Bismillah, aku mulai memakan tumpeng seperti yang lain. Pertama kucuci tangan dengan hand sanitizer di dekatku. Kedua, kucicipi sedikit bumbu-bumbu di tumpeng. Hm, lezat. Pelan-pelan menjimpit nasi dan lauk sedikit demi sedikit.
Aku mengambil nafas dalam-dalam. Huft, akhirnya aku benar-benar bangun.
Namun, ... sebuah panggilan masuk dari adikku, Doni.
"Mbak!" sapa suara di seberang.
"Kenapa sih, Don?" Bukannya dia di kamar sebelah? Ngapain sih, telpon begini?

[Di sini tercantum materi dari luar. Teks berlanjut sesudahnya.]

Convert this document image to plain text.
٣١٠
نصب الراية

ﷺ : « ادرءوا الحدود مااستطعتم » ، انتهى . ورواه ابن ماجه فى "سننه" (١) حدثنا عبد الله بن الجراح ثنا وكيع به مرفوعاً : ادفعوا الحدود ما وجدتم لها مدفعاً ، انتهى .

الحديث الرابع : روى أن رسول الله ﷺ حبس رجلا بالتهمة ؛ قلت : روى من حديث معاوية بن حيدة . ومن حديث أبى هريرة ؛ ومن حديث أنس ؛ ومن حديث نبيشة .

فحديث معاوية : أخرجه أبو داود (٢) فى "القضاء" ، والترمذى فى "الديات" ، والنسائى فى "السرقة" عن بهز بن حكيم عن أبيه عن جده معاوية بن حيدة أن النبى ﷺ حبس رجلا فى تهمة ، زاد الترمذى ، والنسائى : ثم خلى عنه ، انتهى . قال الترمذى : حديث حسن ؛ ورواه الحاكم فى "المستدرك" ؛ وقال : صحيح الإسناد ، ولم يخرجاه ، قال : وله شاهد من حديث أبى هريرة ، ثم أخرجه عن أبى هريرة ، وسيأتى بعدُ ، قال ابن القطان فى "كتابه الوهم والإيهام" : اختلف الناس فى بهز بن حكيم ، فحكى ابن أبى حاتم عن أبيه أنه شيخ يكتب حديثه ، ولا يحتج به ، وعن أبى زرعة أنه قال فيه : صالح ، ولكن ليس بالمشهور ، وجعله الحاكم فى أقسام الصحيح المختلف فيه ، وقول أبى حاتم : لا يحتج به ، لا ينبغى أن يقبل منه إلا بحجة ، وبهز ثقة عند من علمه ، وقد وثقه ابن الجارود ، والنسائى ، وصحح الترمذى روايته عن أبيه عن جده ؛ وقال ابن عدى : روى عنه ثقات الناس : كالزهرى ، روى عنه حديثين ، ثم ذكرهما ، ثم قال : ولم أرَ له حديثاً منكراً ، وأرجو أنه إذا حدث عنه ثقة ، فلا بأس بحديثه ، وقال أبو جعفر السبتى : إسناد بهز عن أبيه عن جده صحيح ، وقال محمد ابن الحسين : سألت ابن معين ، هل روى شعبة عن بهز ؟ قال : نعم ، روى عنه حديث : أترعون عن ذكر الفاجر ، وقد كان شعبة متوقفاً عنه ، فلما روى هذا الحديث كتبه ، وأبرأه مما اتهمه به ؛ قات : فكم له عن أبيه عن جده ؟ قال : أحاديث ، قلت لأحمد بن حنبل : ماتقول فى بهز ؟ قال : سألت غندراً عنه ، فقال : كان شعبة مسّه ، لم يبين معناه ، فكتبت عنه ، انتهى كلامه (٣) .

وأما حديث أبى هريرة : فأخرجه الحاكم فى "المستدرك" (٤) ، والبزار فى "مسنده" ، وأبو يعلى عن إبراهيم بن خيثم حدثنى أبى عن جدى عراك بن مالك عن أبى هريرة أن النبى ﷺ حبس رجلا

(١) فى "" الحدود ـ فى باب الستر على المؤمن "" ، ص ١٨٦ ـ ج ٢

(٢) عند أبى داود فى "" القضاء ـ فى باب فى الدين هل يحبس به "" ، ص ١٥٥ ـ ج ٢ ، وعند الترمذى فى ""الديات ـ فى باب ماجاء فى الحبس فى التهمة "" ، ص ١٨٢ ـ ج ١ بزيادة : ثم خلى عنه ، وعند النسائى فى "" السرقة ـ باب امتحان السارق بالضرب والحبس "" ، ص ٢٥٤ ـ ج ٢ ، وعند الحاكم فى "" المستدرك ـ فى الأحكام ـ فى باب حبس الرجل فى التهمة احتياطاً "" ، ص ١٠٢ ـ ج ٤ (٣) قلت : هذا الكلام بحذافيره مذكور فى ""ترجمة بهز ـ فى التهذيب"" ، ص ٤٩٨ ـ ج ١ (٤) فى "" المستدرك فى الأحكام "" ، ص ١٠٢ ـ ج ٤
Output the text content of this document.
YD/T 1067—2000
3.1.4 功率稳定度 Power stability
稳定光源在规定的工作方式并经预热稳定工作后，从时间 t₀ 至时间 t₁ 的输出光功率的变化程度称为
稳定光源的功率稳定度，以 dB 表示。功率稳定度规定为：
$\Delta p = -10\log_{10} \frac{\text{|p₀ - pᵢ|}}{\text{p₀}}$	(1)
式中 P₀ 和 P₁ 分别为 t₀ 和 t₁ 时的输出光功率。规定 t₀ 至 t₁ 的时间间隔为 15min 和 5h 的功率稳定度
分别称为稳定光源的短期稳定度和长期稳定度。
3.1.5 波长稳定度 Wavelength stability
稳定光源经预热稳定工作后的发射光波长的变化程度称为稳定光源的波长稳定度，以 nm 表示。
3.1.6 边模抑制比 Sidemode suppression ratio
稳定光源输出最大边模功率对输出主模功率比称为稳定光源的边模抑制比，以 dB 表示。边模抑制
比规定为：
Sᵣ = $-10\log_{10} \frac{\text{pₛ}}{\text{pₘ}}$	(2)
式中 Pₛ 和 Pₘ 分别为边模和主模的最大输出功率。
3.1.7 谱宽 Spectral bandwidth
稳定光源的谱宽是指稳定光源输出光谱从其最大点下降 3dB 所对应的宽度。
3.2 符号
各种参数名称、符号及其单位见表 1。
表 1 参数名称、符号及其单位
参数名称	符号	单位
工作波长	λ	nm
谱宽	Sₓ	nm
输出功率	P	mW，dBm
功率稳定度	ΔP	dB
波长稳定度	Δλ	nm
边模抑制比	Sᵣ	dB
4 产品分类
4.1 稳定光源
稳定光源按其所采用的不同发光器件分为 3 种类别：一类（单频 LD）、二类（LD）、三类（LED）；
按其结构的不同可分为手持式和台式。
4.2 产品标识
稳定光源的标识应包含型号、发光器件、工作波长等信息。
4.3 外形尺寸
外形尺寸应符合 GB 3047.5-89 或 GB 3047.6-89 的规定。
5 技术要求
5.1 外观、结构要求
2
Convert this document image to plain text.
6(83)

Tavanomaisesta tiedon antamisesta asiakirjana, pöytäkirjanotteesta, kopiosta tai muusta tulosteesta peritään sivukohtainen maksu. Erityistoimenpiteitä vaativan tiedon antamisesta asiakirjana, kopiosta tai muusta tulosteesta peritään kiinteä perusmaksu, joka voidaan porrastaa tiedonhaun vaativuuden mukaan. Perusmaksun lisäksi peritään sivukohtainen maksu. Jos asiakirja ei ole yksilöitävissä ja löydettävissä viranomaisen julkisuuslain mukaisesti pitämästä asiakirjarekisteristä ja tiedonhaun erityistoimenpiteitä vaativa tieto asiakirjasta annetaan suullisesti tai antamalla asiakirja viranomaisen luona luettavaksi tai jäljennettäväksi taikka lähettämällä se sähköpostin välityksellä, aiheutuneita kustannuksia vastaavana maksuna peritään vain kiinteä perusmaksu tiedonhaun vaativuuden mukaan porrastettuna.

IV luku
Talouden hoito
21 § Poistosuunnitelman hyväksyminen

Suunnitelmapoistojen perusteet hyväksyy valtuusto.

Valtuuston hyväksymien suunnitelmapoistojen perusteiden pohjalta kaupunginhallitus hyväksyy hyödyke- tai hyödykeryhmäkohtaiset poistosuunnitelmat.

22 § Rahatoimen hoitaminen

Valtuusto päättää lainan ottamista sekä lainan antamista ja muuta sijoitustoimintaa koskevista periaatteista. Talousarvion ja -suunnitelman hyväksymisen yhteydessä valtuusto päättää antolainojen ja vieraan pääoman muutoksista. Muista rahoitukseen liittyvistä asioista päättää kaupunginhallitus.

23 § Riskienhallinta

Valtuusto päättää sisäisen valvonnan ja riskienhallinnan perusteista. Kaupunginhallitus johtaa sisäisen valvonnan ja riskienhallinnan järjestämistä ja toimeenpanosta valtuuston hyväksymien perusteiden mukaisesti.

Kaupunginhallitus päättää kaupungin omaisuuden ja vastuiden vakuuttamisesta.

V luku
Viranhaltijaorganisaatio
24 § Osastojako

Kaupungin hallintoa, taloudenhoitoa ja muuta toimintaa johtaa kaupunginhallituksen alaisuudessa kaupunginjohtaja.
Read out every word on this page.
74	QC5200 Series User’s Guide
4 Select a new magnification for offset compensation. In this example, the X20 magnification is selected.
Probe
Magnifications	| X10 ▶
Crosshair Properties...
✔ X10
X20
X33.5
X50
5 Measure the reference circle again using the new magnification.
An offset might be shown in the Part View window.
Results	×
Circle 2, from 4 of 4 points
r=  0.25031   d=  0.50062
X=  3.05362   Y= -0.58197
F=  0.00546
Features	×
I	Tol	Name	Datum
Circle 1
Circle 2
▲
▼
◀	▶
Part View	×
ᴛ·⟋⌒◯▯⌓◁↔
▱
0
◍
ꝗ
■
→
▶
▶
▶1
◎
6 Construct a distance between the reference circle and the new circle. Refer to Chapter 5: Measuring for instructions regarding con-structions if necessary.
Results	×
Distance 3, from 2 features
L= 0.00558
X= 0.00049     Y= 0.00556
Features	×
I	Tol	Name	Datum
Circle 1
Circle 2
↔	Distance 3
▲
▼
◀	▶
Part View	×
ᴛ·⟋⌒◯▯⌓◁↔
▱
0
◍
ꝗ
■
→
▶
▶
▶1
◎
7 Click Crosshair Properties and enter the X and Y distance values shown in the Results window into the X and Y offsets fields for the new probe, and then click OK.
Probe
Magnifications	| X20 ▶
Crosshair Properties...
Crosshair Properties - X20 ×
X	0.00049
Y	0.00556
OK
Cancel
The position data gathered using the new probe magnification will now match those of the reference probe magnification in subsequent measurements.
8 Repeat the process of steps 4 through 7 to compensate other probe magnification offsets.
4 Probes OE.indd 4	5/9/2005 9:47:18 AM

"Mau minta tolong! Tadi sore aku ngechas latop di kamarku! Lupa belum kucabut, tolong dicabut ya Kak! Aku tidur di rumah Dion, nih," pintanya.
Kali ini kepalaku pusing. "Kamu ke rumah Dion sejak kapan?" tanyaku tak percaya.
"Tadi sore, Kak," jawabnya pelan.
"Hah!"
Beberapa saat kemudian, ... ...
----------
Kriiing!
Kriiing!
Aku dikejutkan dengan alarm jam beker di meja samping ranjang. Kali ini nafasku tersengal-sengal. Keringat dingin berbutir-butir di seluruh tubuhku.
Aku sudah hafal dengan semuanya. Jadi mataku beralih pada meja disampingku. Benar saja sebuah tumpeng mini disana.
Jam dinding kamar mulai menunjuk angka dua belas. Ponselku berbunyi tanda ada panggilan grub whatshap. Tanpa kubuka, sudah terdengar suara Kama, " Selamat Milad FLP Blitar ke tigabelas tahun!"
Aku
beringsut merepet ke dinding kamar dan menutup wajahku. Entah kapan ini
berakhir.
(END)
Dari Penulis
"Selamat Milad FLP Blitar yang ke 13. Semoga kegiatan-kegiatannya makin kreatif dan panuh berkah, bisa menggemakan literasi ke seluruh pelosok Blitar raya. Seperti motto FLP : Berbakti Berkarya dan berarti!"